The global economic growth rate for 2006 is likely to be at around 4.9 per cent, higher than what was predicted six months ago with most of the increase coming from India, China and Russia. According to an International Monetary Fund (IMF) report, the upward revisions for China, India and Russia account for two-thirds of the increase while prospects for Japan have also improved.
''We expect the US economy to slow in the second half but growth should remain above trend,'' IMF chief economist Raghuram Rajan said, at the release of the World Economic Outlook at the IMF headquarters here yesterday.
The US economy has bounced back from a fourth-quarter slowdown and is set for solid expansion but needs to do much more to get its deficit-ridden finances in shape, the IMF report said.
The most pressing threats to US growth are a property market slowdown, record-high oil prices and the country's mammoth current account deficit, it added.
Mr Rajan said these good economic times could provide governments with an opportunity to implement policy reforms whose goal is to assure future success in an increasingly competitive global economy.
India too is growing rapidly and important steps are being taken to improve the infrastucture. Reform of labour laws are urgently needed if jobs are to be created in labour-intensive sectors, he stated.
''The Prime Minister supported this today,'' he said adding that ''opportunities for higher education also need to be expanded if India is to maintain its competitiveness in skill-intensive sectors.'' Growth in China remains very strong, with investment growth running at a high rate and net exports increasing significantly whereas in India, growth remains rapid, with strong momentum in the manufacturing and services sectors, the IMF report said.
China's growth rate could exceed the IMF's 9.5 per cent forecast for this year and 9 per cent for 2007, Mr Rajan added.

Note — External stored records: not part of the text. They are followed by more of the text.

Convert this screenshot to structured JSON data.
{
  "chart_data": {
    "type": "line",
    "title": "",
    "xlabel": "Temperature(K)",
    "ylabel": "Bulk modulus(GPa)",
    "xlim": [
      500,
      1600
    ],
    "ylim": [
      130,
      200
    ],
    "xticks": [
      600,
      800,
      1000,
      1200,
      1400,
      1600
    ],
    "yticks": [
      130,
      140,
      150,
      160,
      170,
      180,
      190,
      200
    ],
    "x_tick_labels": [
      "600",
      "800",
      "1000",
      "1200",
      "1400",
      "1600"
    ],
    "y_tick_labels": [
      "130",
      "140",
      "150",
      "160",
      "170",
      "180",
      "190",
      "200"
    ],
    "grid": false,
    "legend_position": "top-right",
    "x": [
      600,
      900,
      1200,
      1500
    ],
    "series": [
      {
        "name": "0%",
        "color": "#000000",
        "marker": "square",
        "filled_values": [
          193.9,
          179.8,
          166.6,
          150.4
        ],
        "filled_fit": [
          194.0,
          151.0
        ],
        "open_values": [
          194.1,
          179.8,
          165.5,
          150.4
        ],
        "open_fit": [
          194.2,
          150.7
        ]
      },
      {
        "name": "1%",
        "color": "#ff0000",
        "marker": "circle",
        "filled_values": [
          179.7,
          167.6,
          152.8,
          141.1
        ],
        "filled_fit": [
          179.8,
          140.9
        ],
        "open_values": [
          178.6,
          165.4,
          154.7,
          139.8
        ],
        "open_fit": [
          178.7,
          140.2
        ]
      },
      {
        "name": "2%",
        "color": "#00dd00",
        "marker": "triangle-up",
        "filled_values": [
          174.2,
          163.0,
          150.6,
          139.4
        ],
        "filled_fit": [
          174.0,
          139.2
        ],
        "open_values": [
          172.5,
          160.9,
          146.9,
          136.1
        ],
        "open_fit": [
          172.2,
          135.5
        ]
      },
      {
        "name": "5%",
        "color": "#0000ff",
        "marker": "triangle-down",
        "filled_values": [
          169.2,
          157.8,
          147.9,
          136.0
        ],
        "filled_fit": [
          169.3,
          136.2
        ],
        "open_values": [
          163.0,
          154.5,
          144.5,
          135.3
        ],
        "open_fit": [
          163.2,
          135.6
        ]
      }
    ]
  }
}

Increased worldwide demand for mobile phones, digital cameras and flat-screen televisions made by companies such as Samsung Electronics Co is spurring expansion in Asian technology exports in China, South Korea and other nations.
India's economy averaged 8 per cent annual growth in the past three years, making it the second-fastest growing major economy after China.
Also an expansion in Japan, the world's second-largest economy, is stoking demand for goods shipped from its Asian neighbours.
Japan's economy, which has suffered three recessions since 1991, expanded at its fastest rate in five years in 2005.
The ongoing domestic demand recovery in Japan is particularly helpful for Asia, the IMF report said.
China’s economy, Mr Rajan said, is expected to grow at a blistering pace of 9.5 percent. The underpinnings of growth need to move from investment in net exports toward consumption.
It is therefore good news that the People’s Congress wants to promote health and education spending, and build social safety nets ''all measures that should increase consumption in the medium term.'' ''As we have consistently argued, such steps will be most effective if supported by financial sector reforms and more exchange rate appreciation,'' Mr Rajan said.
''Unfortunately, far too little is being done in far too many places. Serious policy reform has gone into remission. Instead of facing the implementation deficit squarely, politicians everywhere are aiming at soft targets like the foreigner who supposedly competes unfairly, or the immigrant who works to hard and for too little,'' he added.
Among the policy reforms that the IMF is promoting are the need for America to cuts its budget and trade deficits, for Europe to liberalise its labour practices, and for China to boost domestic consumption and strengthen its financial system.
The IMF said while oil priced at 70 dollars a barrel--a doubling in less than two years--could slow growth, it is unlikely to trigger a recession.
On the issue of global imbalances, Mr Rajan said because of their large surpluses, Asian countries such as China need to revalue their currency. The US, he said, with a huge trade deficit, will eventually see a decline in the value of the dollar.
The US trade deficit requires one billion dollar of external financing every day. Most of this financing comes from dollars held by foreign companies and Asian central banks.
The IMF is optimistic about the world economy, including in the developing world. It says Mexico and Brazil, the biggest economies in Latin America, are growing by more than three per cent while long-depressed sub-Saharan Africa is growing by nearly six per cent.